1. Imprescindível, à caracterização da afronta à cláusula da reserva de plenário, que a decisão esteja fundamentada na incompatibilidade entre a norma legal e a Constituição Federal, o que não se verifica in casu. Na espécie, Tribunal a quo limitou-se a interpretar a legislação infraconstitucional aplicável, sem invocar como fundamentos dispositivos constitucionais. Não se verifica, pois, violação do art. 97 da Carta Maior
2. As razões do agravo interno não se mostram aptas a infirmar os fundamentos que lastrearam a decisão agravada.
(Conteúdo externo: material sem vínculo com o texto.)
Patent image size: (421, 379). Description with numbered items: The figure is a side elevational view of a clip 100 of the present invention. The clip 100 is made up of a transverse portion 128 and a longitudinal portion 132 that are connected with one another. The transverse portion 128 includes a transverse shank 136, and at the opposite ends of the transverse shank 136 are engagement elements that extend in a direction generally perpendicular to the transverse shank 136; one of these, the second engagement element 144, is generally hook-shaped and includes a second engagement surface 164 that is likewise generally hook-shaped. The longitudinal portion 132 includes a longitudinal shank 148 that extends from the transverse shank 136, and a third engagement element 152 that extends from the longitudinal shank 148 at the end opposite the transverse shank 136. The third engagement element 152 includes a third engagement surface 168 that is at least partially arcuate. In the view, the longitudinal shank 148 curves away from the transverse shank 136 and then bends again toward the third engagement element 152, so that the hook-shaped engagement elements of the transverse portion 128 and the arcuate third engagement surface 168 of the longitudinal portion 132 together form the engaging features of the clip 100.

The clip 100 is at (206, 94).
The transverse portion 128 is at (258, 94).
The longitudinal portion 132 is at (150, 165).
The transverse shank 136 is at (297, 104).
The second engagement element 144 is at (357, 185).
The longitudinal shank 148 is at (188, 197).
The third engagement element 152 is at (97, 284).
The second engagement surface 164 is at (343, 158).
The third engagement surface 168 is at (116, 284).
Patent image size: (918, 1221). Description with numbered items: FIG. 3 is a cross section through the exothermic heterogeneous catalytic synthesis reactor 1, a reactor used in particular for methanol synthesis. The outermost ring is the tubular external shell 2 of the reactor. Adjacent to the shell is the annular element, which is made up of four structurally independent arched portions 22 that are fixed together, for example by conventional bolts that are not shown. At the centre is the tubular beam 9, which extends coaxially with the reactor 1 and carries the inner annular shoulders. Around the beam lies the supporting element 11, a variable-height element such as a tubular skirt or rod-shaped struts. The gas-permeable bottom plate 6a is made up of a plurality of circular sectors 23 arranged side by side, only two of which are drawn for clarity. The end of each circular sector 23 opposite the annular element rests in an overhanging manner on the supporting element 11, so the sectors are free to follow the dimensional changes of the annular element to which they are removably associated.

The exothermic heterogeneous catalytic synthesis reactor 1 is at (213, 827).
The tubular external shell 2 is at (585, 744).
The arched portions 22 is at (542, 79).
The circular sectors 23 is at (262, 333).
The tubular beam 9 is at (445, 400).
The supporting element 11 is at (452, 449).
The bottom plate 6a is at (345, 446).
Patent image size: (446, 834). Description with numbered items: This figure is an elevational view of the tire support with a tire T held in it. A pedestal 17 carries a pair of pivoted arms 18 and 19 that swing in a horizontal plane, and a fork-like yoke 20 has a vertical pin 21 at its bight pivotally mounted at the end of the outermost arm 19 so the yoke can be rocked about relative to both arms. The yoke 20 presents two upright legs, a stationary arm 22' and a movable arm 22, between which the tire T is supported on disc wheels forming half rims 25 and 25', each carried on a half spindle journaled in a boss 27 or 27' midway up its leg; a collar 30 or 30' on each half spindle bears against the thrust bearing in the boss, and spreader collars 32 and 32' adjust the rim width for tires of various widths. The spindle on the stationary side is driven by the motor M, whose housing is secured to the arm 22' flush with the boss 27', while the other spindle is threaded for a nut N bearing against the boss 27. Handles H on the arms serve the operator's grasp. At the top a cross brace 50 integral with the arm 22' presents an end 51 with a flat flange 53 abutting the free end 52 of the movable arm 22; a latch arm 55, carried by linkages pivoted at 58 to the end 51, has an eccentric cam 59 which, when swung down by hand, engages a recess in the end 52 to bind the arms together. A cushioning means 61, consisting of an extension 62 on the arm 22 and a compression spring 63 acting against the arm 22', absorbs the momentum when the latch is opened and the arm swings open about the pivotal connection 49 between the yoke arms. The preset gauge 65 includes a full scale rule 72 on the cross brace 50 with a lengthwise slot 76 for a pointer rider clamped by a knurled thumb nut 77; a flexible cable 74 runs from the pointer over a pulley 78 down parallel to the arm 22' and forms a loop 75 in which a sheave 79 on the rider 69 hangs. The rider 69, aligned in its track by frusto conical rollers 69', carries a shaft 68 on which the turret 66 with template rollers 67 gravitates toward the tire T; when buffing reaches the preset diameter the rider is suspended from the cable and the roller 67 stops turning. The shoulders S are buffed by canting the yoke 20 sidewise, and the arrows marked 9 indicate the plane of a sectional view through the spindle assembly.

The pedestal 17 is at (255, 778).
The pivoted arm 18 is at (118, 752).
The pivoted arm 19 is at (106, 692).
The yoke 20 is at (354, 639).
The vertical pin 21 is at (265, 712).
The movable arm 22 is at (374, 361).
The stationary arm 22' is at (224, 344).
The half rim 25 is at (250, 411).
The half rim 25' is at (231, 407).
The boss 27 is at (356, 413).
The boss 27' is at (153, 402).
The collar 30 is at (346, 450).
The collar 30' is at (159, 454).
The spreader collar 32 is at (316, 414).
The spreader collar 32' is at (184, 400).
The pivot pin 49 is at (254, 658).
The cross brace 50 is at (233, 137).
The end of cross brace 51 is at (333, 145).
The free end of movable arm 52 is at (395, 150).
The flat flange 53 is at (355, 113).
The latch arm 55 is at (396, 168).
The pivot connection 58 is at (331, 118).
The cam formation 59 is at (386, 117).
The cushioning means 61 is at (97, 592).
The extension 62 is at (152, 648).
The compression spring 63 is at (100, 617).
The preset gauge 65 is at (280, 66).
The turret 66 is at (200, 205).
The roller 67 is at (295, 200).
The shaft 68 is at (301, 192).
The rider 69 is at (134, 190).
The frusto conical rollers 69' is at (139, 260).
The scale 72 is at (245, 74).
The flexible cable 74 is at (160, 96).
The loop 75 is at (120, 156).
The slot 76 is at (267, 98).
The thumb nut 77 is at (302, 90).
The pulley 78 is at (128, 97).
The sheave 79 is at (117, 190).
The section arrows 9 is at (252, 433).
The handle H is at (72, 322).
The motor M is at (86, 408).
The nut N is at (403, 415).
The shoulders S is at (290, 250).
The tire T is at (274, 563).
3. Agravo interno conhecido e não provido, com aplicação da penalidade prevista no art. 1.021, § 4º, do CPC/2015, calculada à razão de 1% (um por cento) sobre o valor atualizado da causa, se unânime a votação.
4. A teor do art. 85, § 11, do CPC/2015, o “tribunal, ao julgar recurso, majorará os honorários fixados anteriormente levando em conta o trabalho adicional realizado em grau recursal, observando, conforme o caso, o disposto nos §§ 2º a 6º, sendo vedado ao tribunal, no cômputo geral da fixação de honorários devidos ao advogado do vencedor, ultrapassar os respectivos limites estabelecidos nos §§ 2º e 3º para a fase de conhecimento”.